We’re in “make-do” mode, all of us, I think, if Facebook posts are any proof of our human tendency toward creativity in times of adversity. I suspect we approached the initial days of lockdown as some sort of socially responsible spring break, finding projects and crafts and self-sufficiency strategies that would make our ancestors nod approvingly, and give us great stories to share over lunch with our colleagues when we all returned to our regularly-scheduled workplace routines. But that hasn’t happened yet, and I’ve seen strong and heartening evidence that our own romantic gardening efforts are now focused on sharing what we grow with our neighbors, doing porch drop-offs of greens and baseball bat-sized zucchini and Principe Borghese tomatoes, waving and smiling at each other through the windows as we walk away. As staying at home stretches into a third month and who knows how many more beyond that, we come to a deeper appreciation for what it takes to live. And survive. As community.

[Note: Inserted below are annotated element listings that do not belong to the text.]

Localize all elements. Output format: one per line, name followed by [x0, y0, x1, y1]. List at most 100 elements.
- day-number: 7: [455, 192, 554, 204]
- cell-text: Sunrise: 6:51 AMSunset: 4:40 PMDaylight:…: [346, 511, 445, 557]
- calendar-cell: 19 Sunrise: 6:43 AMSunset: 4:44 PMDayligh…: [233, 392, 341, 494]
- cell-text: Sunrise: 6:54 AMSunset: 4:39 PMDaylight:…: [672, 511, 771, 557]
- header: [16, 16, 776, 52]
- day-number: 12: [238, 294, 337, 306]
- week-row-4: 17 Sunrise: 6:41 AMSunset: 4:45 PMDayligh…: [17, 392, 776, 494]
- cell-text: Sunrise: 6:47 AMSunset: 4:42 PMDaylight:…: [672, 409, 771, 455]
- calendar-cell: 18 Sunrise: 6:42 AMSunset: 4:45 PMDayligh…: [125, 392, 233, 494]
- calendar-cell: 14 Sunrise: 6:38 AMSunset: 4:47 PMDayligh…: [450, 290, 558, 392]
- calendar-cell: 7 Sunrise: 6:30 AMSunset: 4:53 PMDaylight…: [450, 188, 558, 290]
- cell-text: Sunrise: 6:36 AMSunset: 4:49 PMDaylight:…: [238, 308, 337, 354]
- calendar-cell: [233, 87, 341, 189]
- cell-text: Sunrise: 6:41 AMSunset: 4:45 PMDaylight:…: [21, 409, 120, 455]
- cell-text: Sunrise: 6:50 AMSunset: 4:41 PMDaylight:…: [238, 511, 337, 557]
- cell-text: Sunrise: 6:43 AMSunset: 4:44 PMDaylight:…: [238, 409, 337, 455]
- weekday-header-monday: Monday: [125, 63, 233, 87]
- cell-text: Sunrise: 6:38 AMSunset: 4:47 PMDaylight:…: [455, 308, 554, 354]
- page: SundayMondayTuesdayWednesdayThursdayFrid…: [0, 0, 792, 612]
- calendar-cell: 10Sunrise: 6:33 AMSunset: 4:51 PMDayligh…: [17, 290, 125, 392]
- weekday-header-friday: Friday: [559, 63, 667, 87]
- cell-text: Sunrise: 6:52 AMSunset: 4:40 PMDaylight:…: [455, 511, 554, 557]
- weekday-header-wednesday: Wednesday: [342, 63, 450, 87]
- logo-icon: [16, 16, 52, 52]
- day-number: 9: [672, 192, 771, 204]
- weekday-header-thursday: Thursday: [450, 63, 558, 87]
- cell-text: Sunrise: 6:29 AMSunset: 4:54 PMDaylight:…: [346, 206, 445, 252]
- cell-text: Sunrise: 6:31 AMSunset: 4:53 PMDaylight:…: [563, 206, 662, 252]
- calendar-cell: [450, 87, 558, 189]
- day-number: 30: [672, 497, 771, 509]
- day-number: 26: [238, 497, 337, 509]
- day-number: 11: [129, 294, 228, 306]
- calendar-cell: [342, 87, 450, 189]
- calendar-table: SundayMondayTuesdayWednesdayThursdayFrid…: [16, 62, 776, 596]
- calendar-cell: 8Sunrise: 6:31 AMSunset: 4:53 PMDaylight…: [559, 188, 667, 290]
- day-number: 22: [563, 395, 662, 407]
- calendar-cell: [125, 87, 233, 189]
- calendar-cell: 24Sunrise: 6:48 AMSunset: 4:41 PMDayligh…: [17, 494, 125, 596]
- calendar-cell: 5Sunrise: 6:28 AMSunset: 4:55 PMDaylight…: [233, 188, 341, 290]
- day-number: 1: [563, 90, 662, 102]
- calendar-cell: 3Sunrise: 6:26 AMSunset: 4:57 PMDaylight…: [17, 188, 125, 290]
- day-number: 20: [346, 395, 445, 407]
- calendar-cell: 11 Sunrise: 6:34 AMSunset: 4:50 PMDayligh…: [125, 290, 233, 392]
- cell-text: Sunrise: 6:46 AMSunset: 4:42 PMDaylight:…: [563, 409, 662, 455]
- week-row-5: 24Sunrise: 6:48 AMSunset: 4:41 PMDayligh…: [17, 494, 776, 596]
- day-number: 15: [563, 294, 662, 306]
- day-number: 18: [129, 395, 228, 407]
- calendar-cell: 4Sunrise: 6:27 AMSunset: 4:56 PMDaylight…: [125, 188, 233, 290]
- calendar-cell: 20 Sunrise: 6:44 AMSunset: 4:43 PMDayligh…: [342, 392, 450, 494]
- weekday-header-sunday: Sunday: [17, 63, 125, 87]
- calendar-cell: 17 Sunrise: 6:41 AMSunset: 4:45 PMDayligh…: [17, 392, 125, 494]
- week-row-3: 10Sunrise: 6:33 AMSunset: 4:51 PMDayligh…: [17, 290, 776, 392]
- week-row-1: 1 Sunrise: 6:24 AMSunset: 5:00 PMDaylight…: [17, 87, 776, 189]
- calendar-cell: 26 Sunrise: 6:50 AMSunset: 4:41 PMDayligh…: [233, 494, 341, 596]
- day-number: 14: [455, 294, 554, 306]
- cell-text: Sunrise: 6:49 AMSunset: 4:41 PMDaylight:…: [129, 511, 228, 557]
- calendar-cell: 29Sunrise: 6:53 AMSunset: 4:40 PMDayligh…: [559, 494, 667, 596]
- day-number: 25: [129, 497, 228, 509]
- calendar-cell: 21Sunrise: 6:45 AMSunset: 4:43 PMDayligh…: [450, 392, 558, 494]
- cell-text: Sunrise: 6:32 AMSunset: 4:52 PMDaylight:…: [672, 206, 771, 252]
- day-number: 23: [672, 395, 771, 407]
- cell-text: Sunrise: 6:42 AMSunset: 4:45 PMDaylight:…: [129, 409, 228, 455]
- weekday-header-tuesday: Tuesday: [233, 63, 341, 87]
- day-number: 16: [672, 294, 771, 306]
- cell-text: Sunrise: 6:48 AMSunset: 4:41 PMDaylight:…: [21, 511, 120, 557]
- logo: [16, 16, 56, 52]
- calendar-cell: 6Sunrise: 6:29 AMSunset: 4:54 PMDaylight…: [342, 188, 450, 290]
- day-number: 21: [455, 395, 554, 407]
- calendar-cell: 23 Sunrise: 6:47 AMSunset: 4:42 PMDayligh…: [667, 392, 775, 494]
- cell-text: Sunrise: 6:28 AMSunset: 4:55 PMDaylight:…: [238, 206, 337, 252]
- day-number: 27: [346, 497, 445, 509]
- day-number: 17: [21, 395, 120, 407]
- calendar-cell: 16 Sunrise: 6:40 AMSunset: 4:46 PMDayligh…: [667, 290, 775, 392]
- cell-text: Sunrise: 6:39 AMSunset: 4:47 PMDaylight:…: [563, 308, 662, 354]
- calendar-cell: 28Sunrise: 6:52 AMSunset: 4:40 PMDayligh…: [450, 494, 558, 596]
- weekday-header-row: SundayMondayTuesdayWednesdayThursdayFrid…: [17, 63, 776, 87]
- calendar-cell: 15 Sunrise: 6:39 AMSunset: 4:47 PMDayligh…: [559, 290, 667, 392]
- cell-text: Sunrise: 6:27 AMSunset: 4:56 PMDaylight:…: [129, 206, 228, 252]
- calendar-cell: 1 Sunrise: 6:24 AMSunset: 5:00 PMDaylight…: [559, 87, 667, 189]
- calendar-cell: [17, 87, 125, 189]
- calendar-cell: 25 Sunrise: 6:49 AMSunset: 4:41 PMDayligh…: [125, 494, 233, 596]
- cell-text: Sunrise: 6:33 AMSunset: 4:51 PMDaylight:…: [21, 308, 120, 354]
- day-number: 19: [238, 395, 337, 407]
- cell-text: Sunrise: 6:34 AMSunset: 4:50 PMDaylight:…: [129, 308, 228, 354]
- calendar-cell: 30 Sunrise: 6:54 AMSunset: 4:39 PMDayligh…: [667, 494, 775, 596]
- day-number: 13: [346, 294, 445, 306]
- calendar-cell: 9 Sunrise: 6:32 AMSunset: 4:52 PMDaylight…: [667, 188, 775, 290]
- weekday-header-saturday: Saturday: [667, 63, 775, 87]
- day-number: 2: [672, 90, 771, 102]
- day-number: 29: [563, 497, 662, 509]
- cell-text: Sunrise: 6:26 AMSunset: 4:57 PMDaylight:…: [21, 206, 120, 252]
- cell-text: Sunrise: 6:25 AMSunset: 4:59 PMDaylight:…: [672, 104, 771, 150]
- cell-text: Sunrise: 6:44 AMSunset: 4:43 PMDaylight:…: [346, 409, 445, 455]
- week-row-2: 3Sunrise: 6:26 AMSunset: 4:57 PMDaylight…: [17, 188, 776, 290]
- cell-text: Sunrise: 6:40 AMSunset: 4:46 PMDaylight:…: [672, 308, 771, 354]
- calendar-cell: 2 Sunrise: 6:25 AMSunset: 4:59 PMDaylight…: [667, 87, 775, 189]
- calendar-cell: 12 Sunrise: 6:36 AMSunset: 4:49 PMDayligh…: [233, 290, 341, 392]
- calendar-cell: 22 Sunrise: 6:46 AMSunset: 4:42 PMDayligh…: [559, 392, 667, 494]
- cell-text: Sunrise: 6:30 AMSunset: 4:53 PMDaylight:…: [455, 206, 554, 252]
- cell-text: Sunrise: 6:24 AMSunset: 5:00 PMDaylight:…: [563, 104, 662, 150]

When Patrick’s late father, Larry, was settled and tucked into a life beyond the 9 - 5, he often remarked “retirement has nothing to do with doing nothing”. I suspect he may have initially imagined a post-workplace life through the lens of idle leisure and anticipated more than a few episodes of boredom. At times, with this lockdown “social” distancing strategy in place to flatten the curve sooner (could we please consider revising that to “physical” distancing? It’s more accurate, and a lot more soothing to my ears), it feels like Patrick and I are in some strange sort of forced retirement practice, figuring out how to be with each other for extended periods of time, tending to what needs our attention outside the comfortable old walls of our living room, and learning what we’re capable of physically as we take on the more neglected areas of the land that lets us be here. So far so good, my friends, I’m happy to say. Inside, the sprouts have officially become plants, and outside, the two-wheeled garden cart awaits its next load of blow-torched ironweed and blackberry stalks.
We’ve all gotta do what we can. Right?